Aussi, l'observateur et le simple citoyen ont fini par désespérer et ne plus rien attendre des élus. Mais ce qui s'est passé lors de cette fatidique journée de vote du projet de loi de finances pour 2004 dépasse tout entendement et vient nous rappeler qu'effectivement en Algérie tout peut basculer du jour au lendemain. Que l'on peut fouler aux pieds les accords d'association avec nos partenaires, voire être en totale contradiction avec les engagements de l'Algérie sur le plan international. C'est inquiétant, déstabilisant et cela n'augure rien d'encourageant d'autant que notre pays entend donner un nouvel élan aux réformes économiques avec notamment l'adaptation des textes et des lois au nouvel environnement économique imposé par les mutations qui s'opèrent au niveau de la sphère financière et économique mondiale. S'arrimer au nouvel ordre, c'est, pour un pays, être en mesure de donner des garanties en termes de stabilité politique et sociale pour favoriser l'investissement tant étranger que national notamment dans des secteurs créateurs d'emplois et de richesses.
Le coup fatal que l'on peut asséner à une économie pour la maintenir dans son statut de dépendance étant de favoriser, voire carrément de légaliser l'économie informelle et l'activité spéculative.
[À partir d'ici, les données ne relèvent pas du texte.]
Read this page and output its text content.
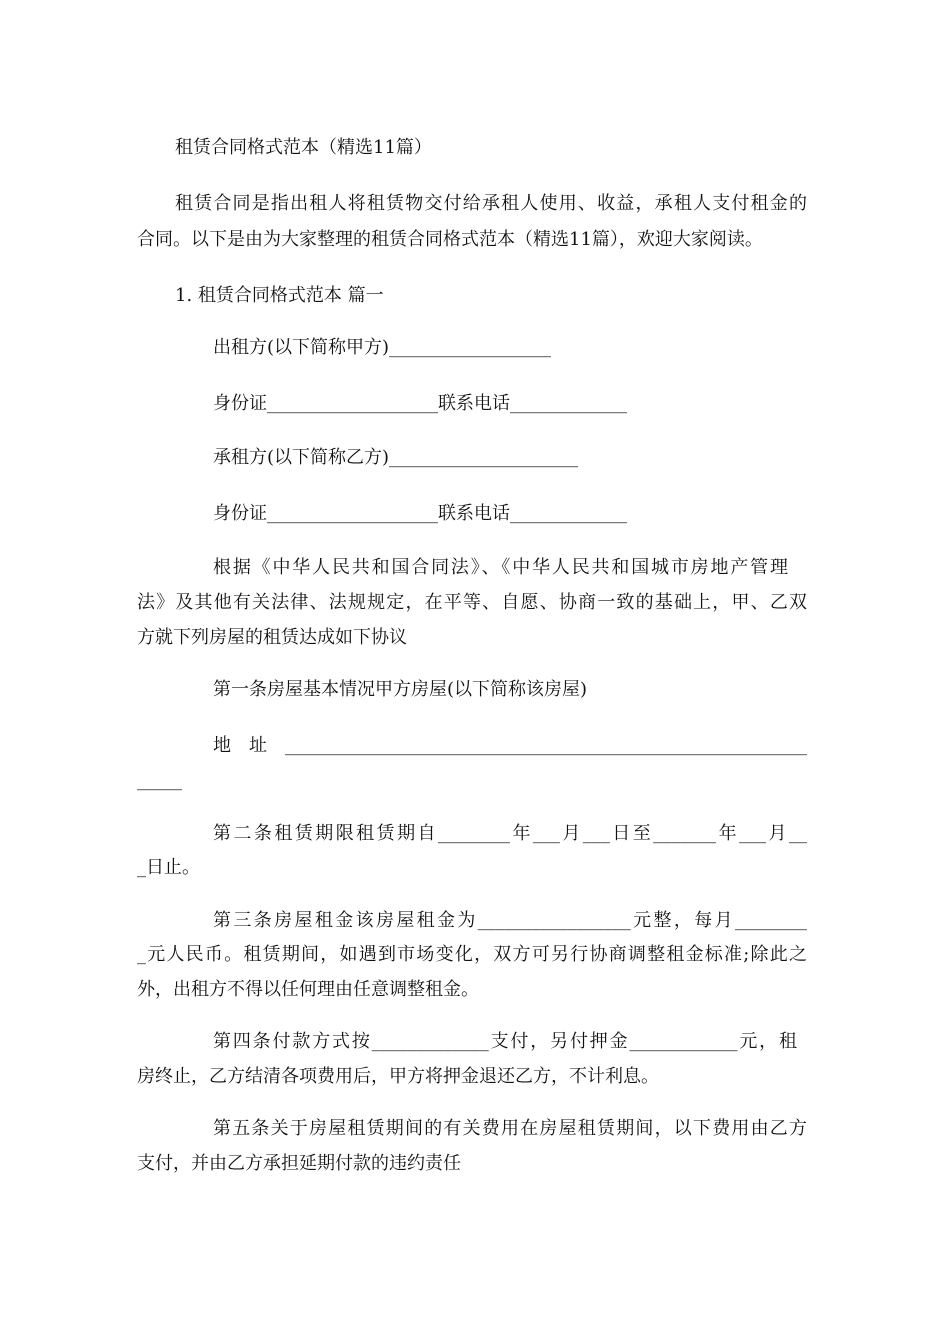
租赁合同格式范本（精选11篇）
租赁合同是指出租人将租赁物交付给承租人使用、收益，承租人支付租金的
合同。以下是由为大家整理的租赁合同格式范本（精选11篇），欢迎大家阅读。
1. 租赁合同格式范本 篇一
出租方(以下简称甲方)__________________
身份证___________________联系电话_____________
承租方(以下简称乙方)_____________________
身份证___________________联系电话_____________
根据《中华人民共和国合同法》、《中华人民共和国城市房地产管理
法》及其他有关法律、法规规定，在平等、自愿、协商一致的基础上，甲、乙双
方就下列房屋的租赁达成如下协议
第一条房屋基本情况甲方房屋(以下简称该房屋)
地址__________________________________________________________
_____
第二条租赁期限租赁期自________年___月___日至_______年___月__
_日止。
第三条房屋租金该房屋租金为_________________元整，每月________
_元人民币。租赁期间，如遇到市场变化，双方可另行协商调整租金标准;除此之
外，出租方不得以任何理由任意调整租金。
第四条付款方式按_____________支付，另付押金____________元，租
房终止，乙方结清各项费用后，甲方将押金退还乙方，不计利息。
第五条关于房屋租赁期间的有关费用在房屋租赁期间，以下费用由乙方
支付，并由乙方承担延期付款的违约责任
Les députés de notre auguste Assemblée populaire nationale se sont donc distingués en votant pour la reconduction de l'importation de véhicules de moins de trois ans et en interdisant l'importation des boissons alcoolisées. Jusqu'à preuve du contraire, c'est avec une assemblée à écrasante majorité FLN que la rente, l'intégrisme et le trafic ont trouvé des voix et des résonances. C'est une assemblée FLN, parti que de nouveaux laudateurs s'échinent à nous vendre sous l'emballage d'une formation politique moderne, qui nous donne des frissons et nous rappelle le vent d'incertitude qui a plané sur l'Algérie durant le début des années 90. Les années de sang mais aussi les années bazar, de trafic à grande échelle, les années du marché informel, les années «de l'import-import». Mais, on peut trouver des circonstances atténuantes dans un contexte de lutte pour la survie et de lutte contre le fléau du terrorisme.Le plus dur est passé, et grâce à une amélioration de la situation sécuritaire, la paix et la stabilité permettront à l'Algérie de relever les défis de la relance économique avec plus de succès.
Le courant islamo-conservateur, malheureusement majoritaire, ne mise que sur une économie de bazar. Alors le ministre des Finances peut exprimer son désappointement. Il aura beau aligner, en pédagogue, toutes les raisons possibles et imaginables pour expliquer le non-sens des amendements proposés et votés par l'APN, les députés ne sont pas sensibles aux discours cohérents et à la logique froide des finances et de l'économie.